Moya Brennan, of Clannad fame, sings and plays her harp on a beautifully sad Lullaby for the Dead, which features Moloney's always evocative and well played pipes. This completely Irish piece fits with the rest of the album, providing a link to the lyricism which links the slower Latin pieces with the Irish.

The only other well known guest artist on the album was Galician virtuoso piper Carlos Nunez. I was a little disappointed that he was so far back in the mix it was difficult to really hear him. Of course I am a Gaita (Galician Bagpipe) fanatic. And I have to admit the pieces he played on were lovely.

So, here we have a southern sky full of musical stars, all used very well and presented in a lovely mix that is diverse, exciting, respectful, and mixed very tastefully with the Chieftains own deep musical roots and shining skills. And the Chieftains San Patricio is above a beautiful, most rewarding listen for anyone, but most especially for those unfamiliar with Latin music.
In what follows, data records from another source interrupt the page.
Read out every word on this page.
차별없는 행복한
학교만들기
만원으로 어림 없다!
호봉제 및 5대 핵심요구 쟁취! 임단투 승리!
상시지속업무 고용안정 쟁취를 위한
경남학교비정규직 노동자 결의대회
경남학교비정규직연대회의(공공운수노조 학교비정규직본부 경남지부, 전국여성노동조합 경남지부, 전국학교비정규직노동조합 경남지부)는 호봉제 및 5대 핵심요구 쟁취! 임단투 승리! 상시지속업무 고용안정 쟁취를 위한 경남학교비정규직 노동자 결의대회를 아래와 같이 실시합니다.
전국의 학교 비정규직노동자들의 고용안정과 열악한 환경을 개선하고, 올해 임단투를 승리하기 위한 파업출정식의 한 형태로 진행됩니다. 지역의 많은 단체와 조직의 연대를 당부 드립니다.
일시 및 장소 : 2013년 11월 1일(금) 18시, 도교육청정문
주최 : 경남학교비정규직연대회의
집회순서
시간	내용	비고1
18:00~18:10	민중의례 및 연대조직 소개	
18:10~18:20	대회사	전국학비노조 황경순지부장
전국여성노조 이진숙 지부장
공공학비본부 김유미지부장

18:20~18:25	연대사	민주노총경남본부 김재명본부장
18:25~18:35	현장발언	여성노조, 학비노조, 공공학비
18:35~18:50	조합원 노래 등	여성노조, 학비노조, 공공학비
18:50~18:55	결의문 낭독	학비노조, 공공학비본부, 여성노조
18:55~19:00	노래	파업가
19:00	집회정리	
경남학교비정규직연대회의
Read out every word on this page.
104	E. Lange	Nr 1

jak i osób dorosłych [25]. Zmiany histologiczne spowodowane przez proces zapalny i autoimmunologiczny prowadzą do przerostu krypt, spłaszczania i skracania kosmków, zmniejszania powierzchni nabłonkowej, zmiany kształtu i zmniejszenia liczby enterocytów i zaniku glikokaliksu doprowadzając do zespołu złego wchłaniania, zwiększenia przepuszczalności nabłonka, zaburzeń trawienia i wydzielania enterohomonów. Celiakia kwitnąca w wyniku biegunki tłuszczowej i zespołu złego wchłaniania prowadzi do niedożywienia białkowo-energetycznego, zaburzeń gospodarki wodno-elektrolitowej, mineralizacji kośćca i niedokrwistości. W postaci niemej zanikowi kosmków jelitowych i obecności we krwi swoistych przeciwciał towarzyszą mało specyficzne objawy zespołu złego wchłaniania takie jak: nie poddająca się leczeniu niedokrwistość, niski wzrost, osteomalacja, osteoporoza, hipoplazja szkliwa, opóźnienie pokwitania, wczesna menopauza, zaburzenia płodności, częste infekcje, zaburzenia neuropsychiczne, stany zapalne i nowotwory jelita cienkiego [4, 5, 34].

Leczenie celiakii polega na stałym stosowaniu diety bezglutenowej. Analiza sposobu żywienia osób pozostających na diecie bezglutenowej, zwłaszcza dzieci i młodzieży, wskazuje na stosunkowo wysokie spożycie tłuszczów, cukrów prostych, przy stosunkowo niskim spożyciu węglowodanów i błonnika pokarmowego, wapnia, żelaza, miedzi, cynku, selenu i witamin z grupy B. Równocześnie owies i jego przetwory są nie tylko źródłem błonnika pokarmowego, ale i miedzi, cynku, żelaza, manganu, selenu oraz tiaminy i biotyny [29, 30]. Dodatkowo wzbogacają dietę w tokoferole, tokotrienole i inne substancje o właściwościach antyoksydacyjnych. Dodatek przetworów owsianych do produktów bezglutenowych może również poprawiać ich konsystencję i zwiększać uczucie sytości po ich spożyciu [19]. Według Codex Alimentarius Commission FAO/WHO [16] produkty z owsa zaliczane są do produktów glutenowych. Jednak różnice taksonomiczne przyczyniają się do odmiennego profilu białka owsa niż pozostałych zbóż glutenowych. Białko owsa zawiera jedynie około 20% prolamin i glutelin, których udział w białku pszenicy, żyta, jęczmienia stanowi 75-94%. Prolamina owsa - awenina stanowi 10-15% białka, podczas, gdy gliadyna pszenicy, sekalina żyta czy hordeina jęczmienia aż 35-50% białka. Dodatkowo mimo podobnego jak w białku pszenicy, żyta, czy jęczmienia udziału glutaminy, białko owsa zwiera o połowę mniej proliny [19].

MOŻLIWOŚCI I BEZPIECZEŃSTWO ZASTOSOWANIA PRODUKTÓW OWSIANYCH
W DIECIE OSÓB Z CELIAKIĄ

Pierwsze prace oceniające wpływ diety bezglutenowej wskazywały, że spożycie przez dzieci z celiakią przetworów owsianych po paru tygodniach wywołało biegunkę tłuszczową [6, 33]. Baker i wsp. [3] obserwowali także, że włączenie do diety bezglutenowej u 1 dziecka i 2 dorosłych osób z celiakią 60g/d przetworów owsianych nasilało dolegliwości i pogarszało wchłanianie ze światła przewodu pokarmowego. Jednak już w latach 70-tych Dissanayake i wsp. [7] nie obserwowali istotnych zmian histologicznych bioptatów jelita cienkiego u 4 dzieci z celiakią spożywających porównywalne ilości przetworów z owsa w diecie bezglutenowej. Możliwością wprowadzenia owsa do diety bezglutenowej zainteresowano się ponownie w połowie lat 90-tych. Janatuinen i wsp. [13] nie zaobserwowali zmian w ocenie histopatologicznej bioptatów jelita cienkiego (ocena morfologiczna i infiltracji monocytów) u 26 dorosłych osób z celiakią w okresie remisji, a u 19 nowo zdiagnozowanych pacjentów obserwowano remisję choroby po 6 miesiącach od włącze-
Kevin Carr has a touch of musical attention deficit disorder; he plays with Wake the Dead (Celtic/Grateful Dead folk orchestra), Hillbillies from Mars (folk fusion dance band with roots that show), Les Tetes de Violon (Quebecois fiddle band), Charanga (Galician style big band) and Confluence (Irish and Original, with a full complement of family members). He also maintains and plays a large stable of bagpipes.